Teams we work with buy expensive GPUs to run complex computational workflows and they don’t really have a way to share them efficiently between users.

Early on in the development of Run:AI, my co-founder and I saw that with some principles taken from virtualization and containers, and others taken from the world of high performance computing, we could devise a solution where abstracting workloads from the underlying compute could allow for the pooling of resources, moving and shifting of workloads, and managing AI infrastructure at scale. Data science teams would be more productive and IT teams would gain control and visibility into infrastructure utilization.

But deep learning workloads are not the same as traditional workloads running on enterprise VMs. To build this kind of AI infrastructure, we’d need to support the unique computational characteristics of data science workloads. How are these different? Data scientists are mainly engaged in one of two data science workflows for their experimentation.

  1. Build sessions where data scientists interactively develop and debug their models. These sessions require instantly and always-available GPUs.
  2. Training sessions for tuning model parameters. These sessions are typically long and require considerable GPU compute power, with performance and training speed being critical.
GPU Utilization

Typically, data scientists build a model while interacting with one or two build sessions, making static allocations a good fit for such workflows. Training sessions, however, are used much more erratically – sometimes data scientists run several training workloads in parallel (for example, during the process of hyper parameter optimization) while at other times they do not run any training jobs. Static GPU allocations don’t fit these fluctuating demands as data scientists either become the exclusive “owners” of too many expensive GPUs or are in need of more compute power.

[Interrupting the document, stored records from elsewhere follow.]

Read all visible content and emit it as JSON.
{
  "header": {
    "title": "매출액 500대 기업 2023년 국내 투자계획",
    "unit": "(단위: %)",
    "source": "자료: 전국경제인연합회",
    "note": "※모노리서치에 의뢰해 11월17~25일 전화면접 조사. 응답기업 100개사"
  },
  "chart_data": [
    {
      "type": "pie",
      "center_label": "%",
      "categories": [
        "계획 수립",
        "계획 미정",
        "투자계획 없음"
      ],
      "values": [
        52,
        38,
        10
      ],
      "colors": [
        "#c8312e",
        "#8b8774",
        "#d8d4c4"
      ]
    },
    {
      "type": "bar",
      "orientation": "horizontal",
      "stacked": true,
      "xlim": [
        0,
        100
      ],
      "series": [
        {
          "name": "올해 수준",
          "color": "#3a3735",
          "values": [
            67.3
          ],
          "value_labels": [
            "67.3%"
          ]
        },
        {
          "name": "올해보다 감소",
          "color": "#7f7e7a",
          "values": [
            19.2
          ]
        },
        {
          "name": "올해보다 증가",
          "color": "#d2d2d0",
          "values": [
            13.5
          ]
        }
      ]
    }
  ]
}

Limiting data scientists in their training phase is essentially limiting the full scope of a deep learning project. Data science needs the freedom to experiment without being limited by static GPU allocations. Simple resource sharing, like using another data scientist’s GPUs while they are idle, is not possible with static allocations.

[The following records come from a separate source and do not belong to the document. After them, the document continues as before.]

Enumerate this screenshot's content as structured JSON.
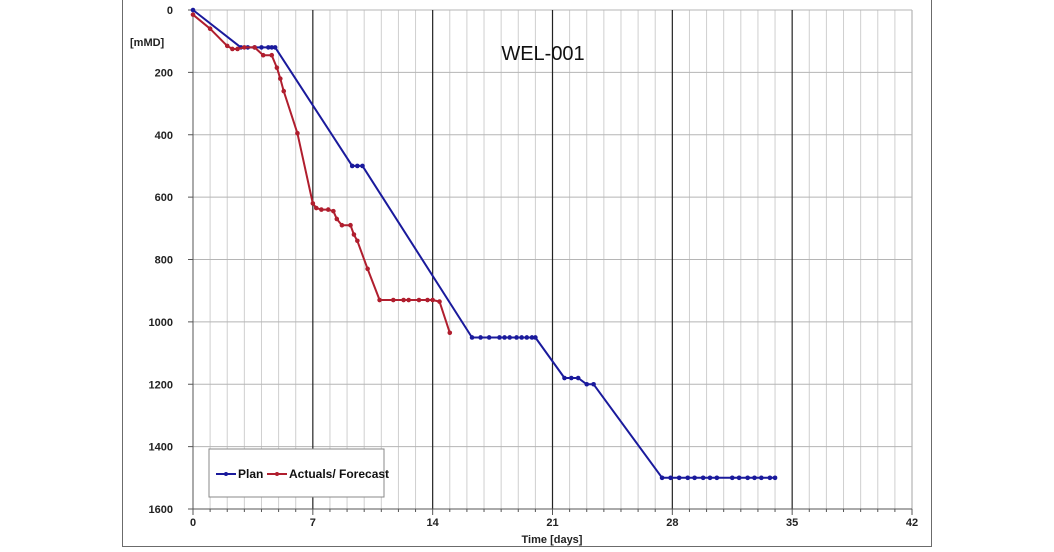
{
  "chart_data": {
    "type": "line",
    "title": "WEL-001",
    "xlabel": "Time [days]",
    "ylabel": "[mMD]",
    "xlim": [
      0,
      42
    ],
    "ylim": [
      0,
      1600
    ],
    "y_inverted": true,
    "x_ticks": [
      0,
      7,
      14,
      21,
      28,
      35,
      42
    ],
    "y_ticks": [
      0,
      200,
      400,
      600,
      800,
      1000,
      1200,
      1400,
      1600
    ],
    "grid": {
      "x_minor_step": 1,
      "x_major_step": 7,
      "y_step": 200
    },
    "legend_position": "lower-left",
    "series": [
      {
        "name": "Plan",
        "color": "#1a1a9c",
        "points": [
          [
            0,
            0
          ],
          [
            2.8,
            120
          ],
          [
            3.2,
            120
          ],
          [
            3.6,
            120
          ],
          [
            4.0,
            120
          ],
          [
            4.4,
            120
          ],
          [
            4.6,
            120
          ],
          [
            4.8,
            120
          ],
          [
            9.3,
            500
          ],
          [
            9.6,
            500
          ],
          [
            9.9,
            500
          ],
          [
            16.3,
            1050
          ],
          [
            16.8,
            1050
          ],
          [
            17.3,
            1050
          ],
          [
            17.9,
            1050
          ],
          [
            18.2,
            1050
          ],
          [
            18.5,
            1050
          ],
          [
            18.9,
            1050
          ],
          [
            19.2,
            1050
          ],
          [
            19.5,
            1050
          ],
          [
            19.8,
            1050
          ],
          [
            20.0,
            1050
          ],
          [
            21.7,
            1180
          ],
          [
            22.1,
            1180
          ],
          [
            22.5,
            1180
          ],
          [
            23.0,
            1200
          ],
          [
            23.4,
            1200
          ],
          [
            27.4,
            1500
          ],
          [
            27.9,
            1500
          ],
          [
            28.4,
            1500
          ],
          [
            28.9,
            1500
          ],
          [
            29.3,
            1500
          ],
          [
            29.8,
            1500
          ],
          [
            30.2,
            1500
          ],
          [
            30.6,
            1500
          ],
          [
            31.5,
            1500
          ],
          [
            31.9,
            1500
          ],
          [
            32.4,
            1500
          ],
          [
            32.8,
            1500
          ],
          [
            33.2,
            1500
          ],
          [
            33.7,
            1500
          ],
          [
            34.0,
            1500
          ]
        ]
      },
      {
        "name": "Actuals/ Forecast",
        "color": "#b01e2e",
        "points": [
          [
            0,
            15
          ],
          [
            1,
            60
          ],
          [
            2,
            115
          ],
          [
            2.3,
            125
          ],
          [
            2.6,
            125
          ],
          [
            3,
            120
          ],
          [
            3.6,
            120
          ],
          [
            4.1,
            145
          ],
          [
            4.6,
            145
          ],
          [
            4.9,
            185
          ],
          [
            5.1,
            220
          ],
          [
            5.3,
            260
          ],
          [
            6.1,
            395
          ],
          [
            7,
            620
          ],
          [
            7.2,
            635
          ],
          [
            7.5,
            640
          ],
          [
            7.9,
            640
          ],
          [
            8.2,
            645
          ],
          [
            8.4,
            670
          ],
          [
            8.7,
            690
          ],
          [
            9.2,
            690
          ],
          [
            9.4,
            720
          ],
          [
            9.6,
            740
          ],
          [
            10.2,
            830
          ],
          [
            10.9,
            930
          ],
          [
            11.7,
            930
          ],
          [
            12.3,
            930
          ],
          [
            12.6,
            930
          ],
          [
            13.2,
            930
          ],
          [
            13.7,
            930
          ],
          [
            14.0,
            930
          ],
          [
            14.4,
            935
          ],
          [
            15.0,
            1035
          ]
        ]
      }
    ]
  },
  "legend": {
    "plan_label": "Plan",
    "actuals_label": "Actuals/ Forecast"
  }
}
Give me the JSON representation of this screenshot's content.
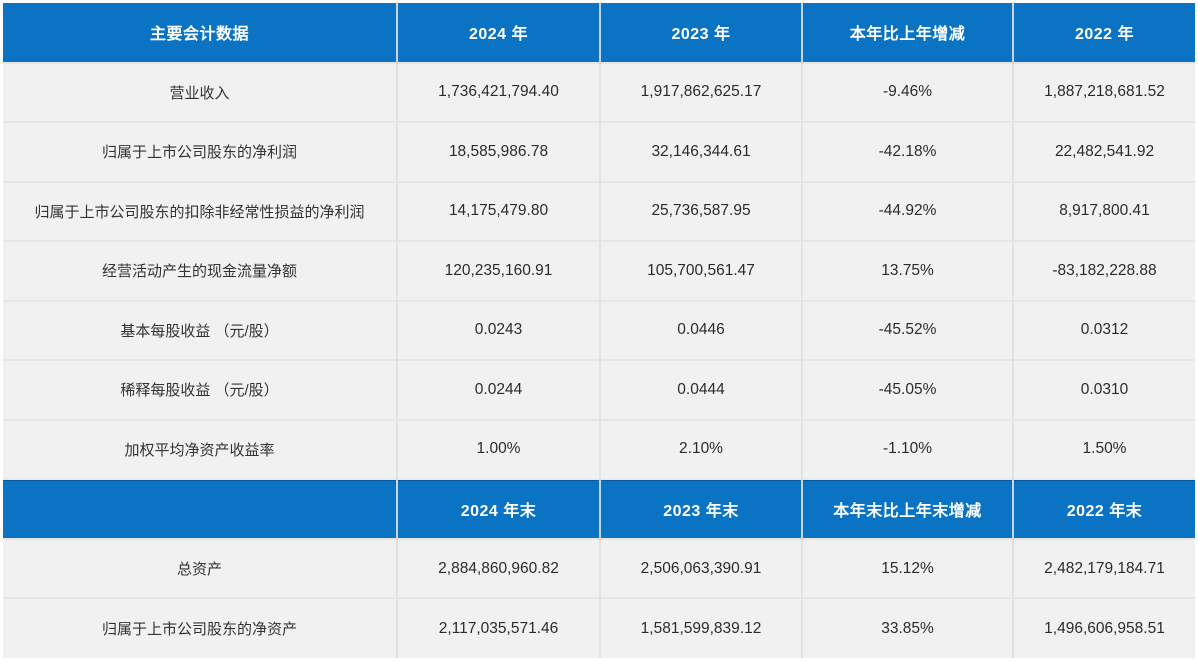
{
  "colors": {
    "header_bg": "#0b73c4",
    "header_text": "#ffffff",
    "row_bg": "#f1f1f2",
    "body_text": "#2b2b2b",
    "divider": "#e2e2e2"
  },
  "sections": [
    {
      "header": [
        "主要会计数据",
        "2024 年",
        "2023 年",
        "本年比上年增减",
        "2022 年"
      ],
      "rows": [
        [
          "营业收入",
          "1,736,421,794.40",
          "1,917,862,625.17",
          "-9.46%",
          "1,887,218,681.52"
        ],
        [
          "归属于上市公司股东的净利润",
          "18,585,986.78",
          "32,146,344.61",
          "-42.18%",
          "22,482,541.92"
        ],
        [
          "归属于上市公司股东的扣除非经常性损益的净利润",
          "14,175,479.80",
          "25,736,587.95",
          "-44.92%",
          "8,917,800.41"
        ],
        [
          "经营活动产生的现金流量净额",
          "120,235,160.91",
          "105,700,561.47",
          "13.75%",
          "-83,182,228.88"
        ],
        [
          "基本每股收益 （元/股）",
          "0.0243",
          "0.0446",
          "-45.52%",
          "0.0312"
        ],
        [
          "稀释每股收益 （元/股）",
          "0.0244",
          "0.0444",
          "-45.05%",
          "0.0310"
        ],
        [
          "加权平均净资产收益率",
          "1.00%",
          "2.10%",
          "-1.10%",
          "1.50%"
        ]
      ]
    },
    {
      "header": [
        "",
        "2024 年末",
        "2023 年末",
        "本年末比上年末增减",
        "2022 年末"
      ],
      "rows": [
        [
          "总资产",
          "2,884,860,960.82",
          "2,506,063,390.91",
          "15.12%",
          "2,482,179,184.71"
        ],
        [
          "归属于上市公司股东的净资产",
          "2,117,035,571.46",
          "1,581,599,839.12",
          "33.85%",
          "1,496,606,958.51"
        ]
      ]
    }
  ]
}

We envisaged a scheduler that implements a concept which we refer to as “Guaranteed Quotas” to solve this challenge. Guaranteed quotas essentially free data scientists from the limitations of static allocations and allow users to go over quota if idle GPUs are available.

The advantages?

  • Data scientists can run more experiments and,
  • They can use multi-GPU training more frequently and with more GPUs.

Ultimately this improves their productivity and the quality and speed of their data science initiatives, while increasing GPU utilization of the overall cluster.

How does a guaranteed quota system work?

New jobs are submitted to the system with a reference project. The Run:AI scheduler is based on Kubernetes architecture and is provided with a matrix of parameters to consider:

  • One of them is project priority. The organization or the IT admin can define projects and define priority for each project.
  • The second is quota, defining either a static or guaranteed allocation of GPUs for each project.

Projects translate into our scheduler as queues and depending on the organization’s preference, can be modeled as individuals, as teams of people, or as actual business activities. Projects with a guaranteed quota of GPUs, as opposed to projects with a static allocation, can use more GPUs than their quota allows. So ultimately the system allocates available resources to a job submitted to a queue, even if the queue is over quota. In cases where a job is submitted to an under-quota queue and there are not enough available resources to launch it, the scheduler starts to become smarter and pause a job from a queue that is over quota, while taking priorities and fairness into account.

Guaranteed quotas essentially break the boundaries of fixed allocations and make data scientists more productive, freeing them from limitations of the number of concurrent experiments they can run, or the number of GPUs they can use for multi-GPU training sessions. This greatly increases utilization of the overall GPU cluster.